结合本例中使用的 $out 阶段,用聚合管道的结果替换原始集合(已从每个学生的最低分数中删除):
// > db.collection.find()
// { "student_id" : 0, "type" : "exam", "score" : 54.6535436362647 }
// { "student_id" : 0, "type" : "homework", "score" : 14.8504576811645 }
// { "student_id" : 0, "type" : "homework", "score" : 63.98402553675503 }
// { "student_id" : 1, "type" : "homework", "score" : 21.33260810416115 }
// { "student_id" : 1, "type" : "homework", "score" : 44.31667452616328 }
db.collection.aggregate(
{ $group: {
_id: "$student_id",
docs: { $accumulator: {
accumulateArgs: ["$$ROOT"],
init: function() { return []; },
accumulate: function(docs, doc) { return docs.concat(doc); },
merge: function(docs1, docs2) { return docs1.concat(docs2); },
finalize: function(docs) {
var min = Math.min(...docs.map(x => x.score));
var i = docs.findIndex((doc) => doc.score == min);
docs.splice(i, 1);
return docs;
},
lang: "js"
}}
}},
{ $unwind: "$docs" },
{ $replaceWith: "$docs" },
{ $out: "collection" }
)
// > db.collection.find()
// { "student_id" : 0, "type" : "exam", "score" : 54.6535436362647 }
// { "student_id" : 0, "type" : "homework", "score" : 63.98402553675503 }
// { "student_id" : 1, "type" : "homework", "score" : 44.31667452616328 }
这个:
$groups 文档student_id并将它们累积为从得分最低的文档中剥离的数组:accumulateArgs是累积函数使用的字段组合(或者在我们的例子中是整个文档$$ROOT)。每个原始累加数组
init初始化为一个空数组。文档只是
concatanated(accumulate和merge)最后,一旦所有文档都被分组,
finalize步骤允许找到得分最低的分组文档,以便将其删除。在此阶段结束时,流水线文档如下所示:
{ "_id" : 0, "docs" : [ { "student_id" : 0, "type" : "exam", "score" : 54.6535436362647 }, { "student_id" : 0, "type" : "quiz", "score" : 31.95004496742112 }, { "student_id" : 0, "type" : "homework", "score" : 63.98402553675503 } ] } ...

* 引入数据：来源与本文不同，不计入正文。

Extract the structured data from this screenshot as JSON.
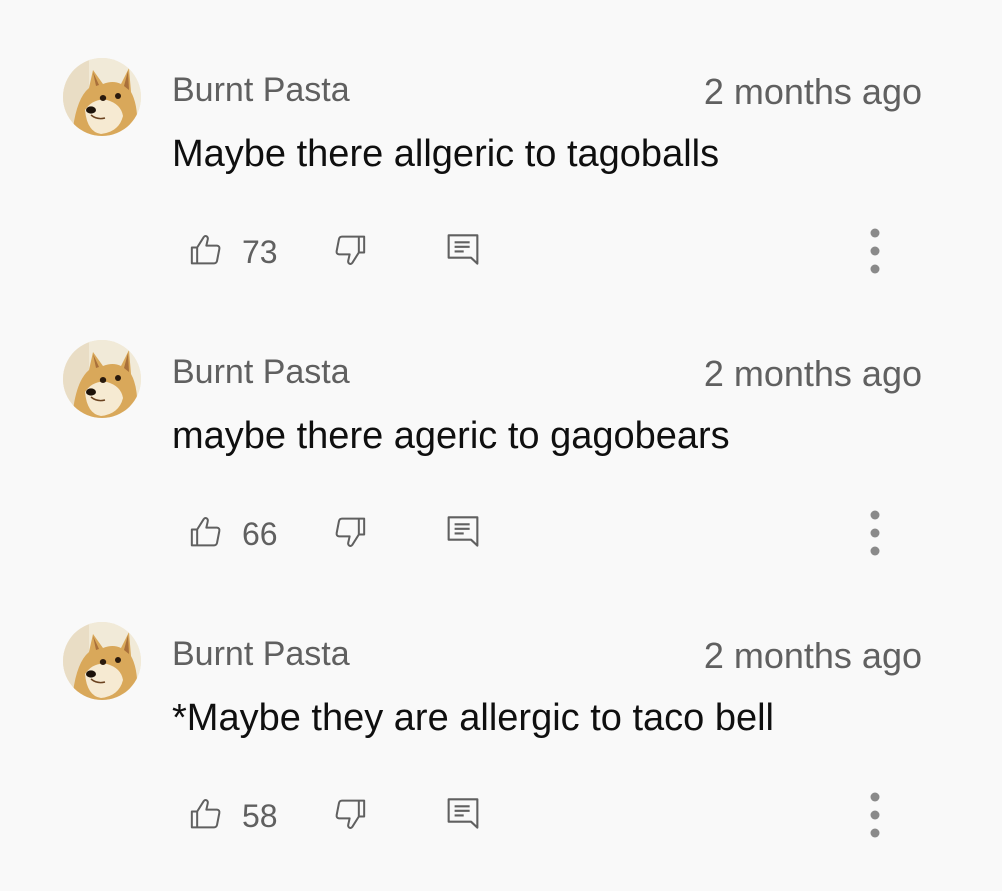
{
  "comments": [
    {
      "author": "Burnt Pasta",
      "time": "2 months ago",
      "text": "Maybe there allgeric to tagoballs",
      "likes": "73"
    },
    {
      "author": "Burnt Pasta",
      "time": "2 months ago",
      "text": "maybe there ageric to gagobears",
      "likes": "66"
    },
    {
      "author": "Burnt Pasta",
      "time": "2 months ago",
      "text": "*Maybe they are allergic to taco bell",
      "likes": "58"
    }
  ],
  "icons": {
    "like": "thumbs-up-icon",
    "dislike": "thumbs-down-icon",
    "reply": "reply-comment-icon",
    "more": "more-vertical-icon"
  },
  "colors": {
    "background": "#f9f9f9",
    "secondary_text": "#606060",
    "primary_text": "#0f0f0f"
  }
}
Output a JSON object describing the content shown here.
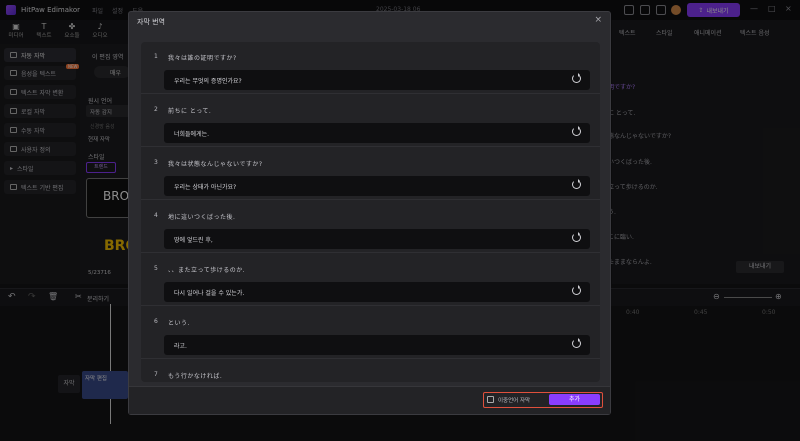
{
  "app": {
    "name": "HitPaw Edimakor",
    "menus": [
      "파일",
      "설정",
      "도움"
    ],
    "date": "2025-03-18 06",
    "export_label": "내보내기"
  },
  "toptools": [
    "미디어",
    "텍스트",
    "요소들",
    "오디오"
  ],
  "leftnav": [
    {
      "label": "자동 자막",
      "active": true
    },
    {
      "label": "음성을 텍스트",
      "badge": "NEW"
    },
    {
      "label": "텍스트 자막 변환"
    },
    {
      "label": "로컬 자막"
    },
    {
      "label": "수동 자막"
    },
    {
      "label": "사용자 정의"
    },
    {
      "label": "스타일"
    },
    {
      "label": "텍스트 기반 편집"
    }
  ],
  "midpanel": {
    "line1": "이 편집 영역",
    "btn": "매우",
    "section": "원시 언어",
    "auto": "자동 감지",
    "hint": "신경망 음성",
    "cur": "현재 자막",
    "style": "스타일",
    "trend": "트렌드",
    "preview1": "BRO",
    "preview2": "BRO",
    "credits": "5/23716"
  },
  "rightpanel": {
    "tabs": [
      "텍스트",
      "스타일",
      "애니메이션",
      "텍스트 음성"
    ],
    "rows": [
      "今何時ですか?",
      "の証明ですか?",
      "前ちに とって.",
      "ま状態なんじゃないですか?",
      "で臨いつくばった後.",
      "また立って歩けるのか.",
      "という.",
      "もう行かなければ.",
      "がそこに臨い.",
      "ばったままならんよ."
    ],
    "export_btn": "내보내기"
  },
  "timeline": {
    "cut": "분리하기",
    "ticks": [
      "0:40",
      "0:45",
      "0:50"
    ],
    "track_label": "자막",
    "clip": "자막 편집"
  },
  "dialog": {
    "title": "자막 번역",
    "close": "×",
    "segments": [
      {
        "num": "1",
        "source": "我々は誰の証明ですか?",
        "translation": "우리는 무엇의 증명인가요?"
      },
      {
        "num": "2",
        "source": "前ちに とって.",
        "translation": "너희들에게는."
      },
      {
        "num": "3",
        "source": "我々は状態なんじゃないですか?",
        "translation": "우리는 상태가 아닌가요?"
      },
      {
        "num": "4",
        "source": "地に這いつくばった後.",
        "translation": "땅에 엎드린 후,"
      },
      {
        "num": "5",
        "source": "、、また立って歩けるのか.",
        "translation": "다시 일어나 걸을 수 있는가."
      },
      {
        "num": "6",
        "source": "という.",
        "translation": "라고."
      },
      {
        "num": "7",
        "source": "もう行かなければ.",
        "translation": ""
      }
    ],
    "footer": {
      "checkbox_label": "이중언어 자막",
      "add_label": "추가"
    }
  }
}
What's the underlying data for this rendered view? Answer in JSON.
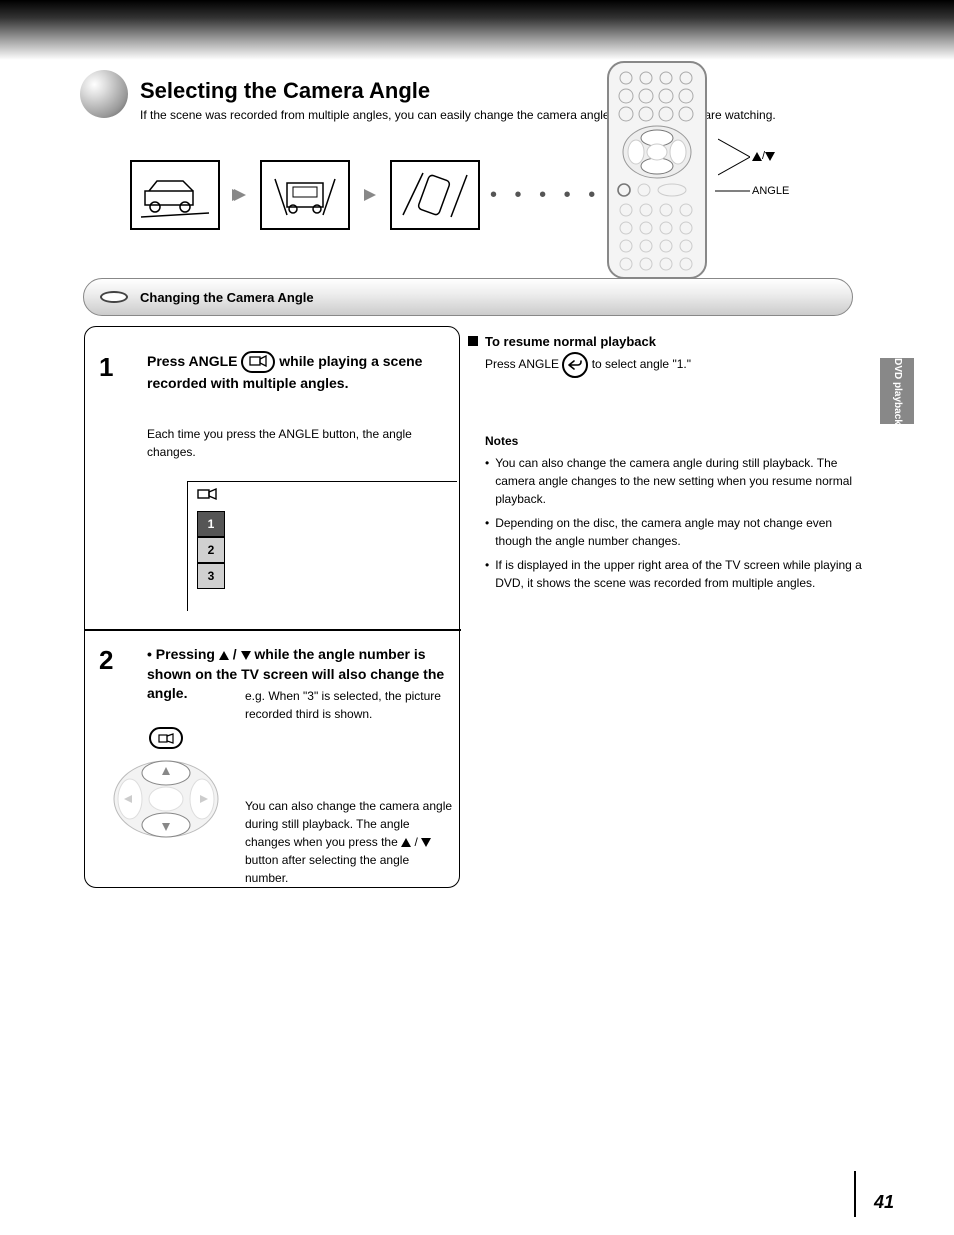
{
  "header": {
    "title": "Selecting the Camera Angle",
    "subtitle": "If the scene was recorded from multiple angles, you can easily change the camera angle of the scene you are watching."
  },
  "remote": {
    "lead1_lines": [
      "",
      "/"
    ],
    "lead1_full": "▲/▼",
    "lead2": "ANGLE"
  },
  "pill": {
    "text": "Changing the Camera Angle"
  },
  "step1": {
    "num": "1",
    "head_before": "Press ANGLE",
    "head_after": " while playing a scene recorded with multiple angles.",
    "body": "Each time you press the ANGLE button, the angle changes.",
    "osd": {
      "r1": "1",
      "r2": "2",
      "r3": "3"
    }
  },
  "step2": {
    "num": "2",
    "head_before": "• Pressing ",
    "head_sep": " / ",
    "head_after": " while the angle number is shown on the TV screen will also change the angle.",
    "body1": "e.g. When \"3\" is selected, the picture recorded third is shown.",
    "body2_before": "You can also change the camera angle during still playback. The angle changes when you press the ",
    "body2_after": " button after selecting the angle number."
  },
  "notes": {
    "heading": "To resume normal playback",
    "line1_before": "Press ANGLE ",
    "line1_after": " to select angle \"1.\"",
    "notes_label": "Notes",
    "bullets": [
      "You can also change the camera angle during still playback. The camera angle changes to the new setting when you resume normal playback.",
      "Depending on the disc, the camera angle may not change even though the angle number changes.",
      "If        is displayed in the upper right area of the TV screen while playing a DVD, it shows the scene was recorded from multiple angles."
    ]
  },
  "sidetab": "DVD playback",
  "page": "41",
  "footer_id": ""
}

$unwinds 分组文档的累积字段以展平分组文档的数组,并返回类似:{ "_id" : 0, "docs" : { "student_id" : 0, "type" : "exam", "score" : 54.6535436362647 } } { "_id" : 0, "docs" : { "student_id" : 0, "type" : "quiz", "score" : 31.95004496742112 } } { "_id" : 0, "docs" : { "student_id" : 0, "type" : "homework", "score" : 63.98402553675503 } } ...$replaceWith将每个文档中的所有现有字段与字段的内容累加起来,以便找回原来的格式。在这个阶段结束时,我们有类似的东西:{ "student_id" : 0, "type" : "exam", "score" : 54.6535436362647 } { "student_id" : 0, "type" : "quiz", "score" : 31.95004496742112 } { "student_id" : 0, "type" : "homework", "score" : 63.98402553675503 } ...$out将聚合管道的结果插入同一个集合中。注意$out方便的替换了指定集合的内容,使得这个解决方案成为可能。